Bei dieser technischen Ausgestaltung waren im Gegensatz zum Handreiberdruck viele zeitaufwändige Vorbereitungen zu treffen. So muss der Rentabilitätsdruck auf mittelalterlichen Werkstätten enorm gewesen sein. Höhere Auflagen und damit die Entwicklung eines Vertriebssystems wurden erforderlich.

Im Jahre 1978 entdeckte die koreanische Bibliothekarin der Bibliothèque Nationale in Paris Park Byeng Sen die Bedeutung des Jikji für die Druckgeschichte und für die koreanische Kultur. Dieses Buch, das sich seit 1943 im Besitz des französischen Staates befindet, enthält im Impressum Hinweise, die es eindeutig als Druck mit Schriftzeichen aus Metall – entstanden im Jahre 1377 während der Goryeo Dynastie – ausweisen. Die Biographie eines buddhistischen Mönches wurde demnach rund 75 Jahre vor der 42zeiligen Gutenberg Bibel veröffentlicht!

 Jikji Festival 2004 

 

Nun aber zurück nach Cheongju, der südkorenischen Stadt, die nicht zum ersten Mal das Jikji-Festival ausrichtete. Die Veranstalter zeichneten sich durch einen kaum zu überbietenden Stolz auf ihre Kultur und ihre im Aufbau befindliche Industrienation aus. So durften wir uns in einer Vielzahl von Darbietungen davon überzeugen, wie Korea die westliche Welt mit der heimischen Traditon bekannt machen will. Schon die Eröffnungsfeier mit etwa 2000 Gästen und zahlreichen artistischen Darbietungen und Videoanimationen war ein Ereignis! Bei dieser Gelegenheit schloss das Early-Printing-Museum neben der bestehenden Partnerschaft zum Gutenberg-Museum freundschaftliche Beziehung zum Toppan-Museum in Tokio. Erstaunlich war auch die Rekonstruktion des Sandformverfahrens durch Lim In-Ho. Dabei wurde der Guss der Schriftzeichen mit flüssiger Bronze aus dem Schmelzofen durch Yoon Myon Cheol vorgeführt, der ebenfalls den Druck fertig gesetzter Seiten zeigte. Nicht weniger interessant war die Methode der Papierherstellung aus der Rinde des Maulbeerbaumes. Die architektonische Gestaltung des Early-Printing-Museums ließ eine moderne Druckmaschine erkennen, im Inneren jedoch stellten etwa 50 lebensgroße animierte Puppen die Prozesse des Gusses im Sandform und Wachsausschmelzverfahren im 14. Jahrhundert dar. Durch Lichtschranken gesteuert begannen sie zu besprechen und Bewegungen auszuführen, leider nur in koreanische Sprache. Aber die Dolmetscher gaben uns Auskunft über die Herstellung der so bedeutenden Inkunabeln. Zahlreiche davon sind übrigens im Museum zu besichtigen, wie auch eine Sonderausstellung mit asiatischen Bucheinbänden.

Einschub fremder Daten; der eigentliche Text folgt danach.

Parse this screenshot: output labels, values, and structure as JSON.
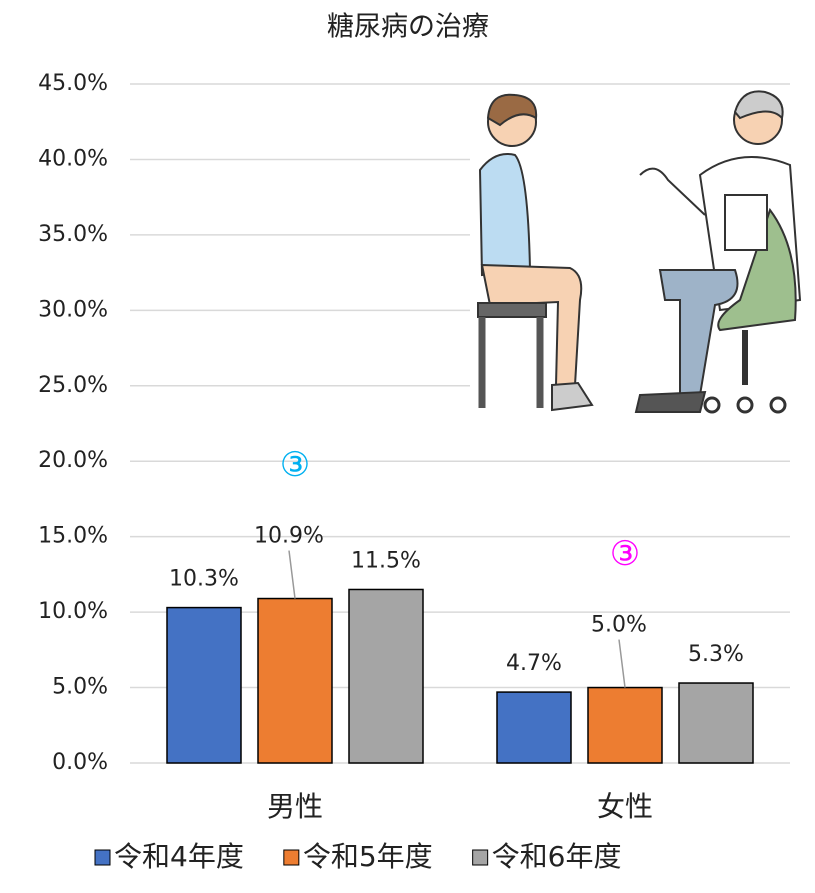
{
  "chart_data": {
    "type": "bar",
    "title": "糖尿病の治療",
    "categories": [
      "男性",
      "女性"
    ],
    "series": [
      {
        "name": "令和4年度",
        "color": "#4472c4",
        "values": [
          10.3,
          4.7
        ],
        "value_labels": [
          "10.3%",
          "4.7%"
        ]
      },
      {
        "name": "令和5年度",
        "color": "#ed7d31",
        "values": [
          10.9,
          5.0
        ],
        "value_labels": [
          "10.9%",
          "5.0%"
        ]
      },
      {
        "name": "令和6年度",
        "color": "#a5a5a5",
        "values": [
          11.5,
          5.3
        ],
        "value_labels": [
          "11.5%",
          "5.3%"
        ]
      }
    ],
    "ylim": [
      0,
      45
    ],
    "yticks": [
      {
        "value": 0,
        "label": "0.0%"
      },
      {
        "value": 5,
        "label": "5.0%"
      },
      {
        "value": 10,
        "label": "10.0%"
      },
      {
        "value": 15,
        "label": "15.0%"
      },
      {
        "value": 20,
        "label": "20.0%"
      },
      {
        "value": 25,
        "label": "25.0%"
      },
      {
        "value": 30,
        "label": "30.0%"
      },
      {
        "value": 35,
        "label": "35.0%"
      },
      {
        "value": 40,
        "label": "40.0%"
      },
      {
        "value": 45,
        "label": "45.0%"
      }
    ],
    "grid": true,
    "legend": "bottom",
    "annotations": [
      {
        "text": "③",
        "color": "#00b0f0"
      },
      {
        "text": "③",
        "color": "#ff00ff"
      }
    ]
  }
}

Die Teilnahme an meinen Druckverführungen war groß, überraschend auch die Disziplin der vielen Schulklassen. Oft assistierten koreanische Schüler, manchmal auch der neue Leiter des Museums Lee Seung-cheol. Auch die inzwischen über achtzigjährige Entdeckerin Park Byeng-sen ließ es sich nicht nehmen tatkräftig anzupacken, um mich von den Vorteilen des koreanischen Rindenbastpapieres zu überzeugen.

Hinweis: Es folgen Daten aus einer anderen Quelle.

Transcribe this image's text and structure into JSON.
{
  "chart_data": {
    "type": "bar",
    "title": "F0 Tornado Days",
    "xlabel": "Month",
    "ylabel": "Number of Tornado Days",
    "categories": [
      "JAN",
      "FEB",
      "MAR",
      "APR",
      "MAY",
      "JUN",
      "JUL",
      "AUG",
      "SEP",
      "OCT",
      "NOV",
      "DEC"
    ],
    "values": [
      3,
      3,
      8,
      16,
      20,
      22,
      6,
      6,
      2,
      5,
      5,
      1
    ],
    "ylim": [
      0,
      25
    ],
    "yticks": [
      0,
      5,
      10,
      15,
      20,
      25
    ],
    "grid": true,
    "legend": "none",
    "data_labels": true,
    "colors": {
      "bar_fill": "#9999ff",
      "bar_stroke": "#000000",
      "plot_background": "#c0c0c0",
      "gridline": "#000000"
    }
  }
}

Wer das neue Mainzer Gutenberg-Denkmal aus dem Jahre 1997 kennt, auf den wirken die Steinblöcke mit Alphabeten aus der ganzen Welt rund um die City-Hall wenig geplant. Aber auch dies ist eine weitere Bemühung Koreas um auf seine Druckkultur aufmerksam zu machen. Eine Briefmarke zum Jikji mit einem Sonderstempel aus dem Jahre 2003 ist ein zusätzlicher Fingerzeig. Zu erwähnen wäre die meiner Auffassung nach äußerst gelungene Jikji-Oper, die 2000 zur Jahrtausendwende in Seoul uraufgeführt und beim Jikji-Festival in der City-Hall gezeigt wurde. Hatte man sich erst an die etwas zackige koreanische Sprache gewöhnt, konnte man eine klassische Oper verfolgen, die durch Choreographie, Darsteller, Musik und Bühnenbild voll überzeugte. Inhaltlich drehte es sich wieder um die Erfindung des Typengusses zur Zeit des Mongolenüberfalles während der Goryeo-Dynastie. Schade, dass die Zeit für einen zweiten Besuch nicht reichte! Die große Gastfreundlichkeit und die äußerst leckere und abwechslungsreiche Küche bleiben ebenfalls in dauerhafter Erinnerung.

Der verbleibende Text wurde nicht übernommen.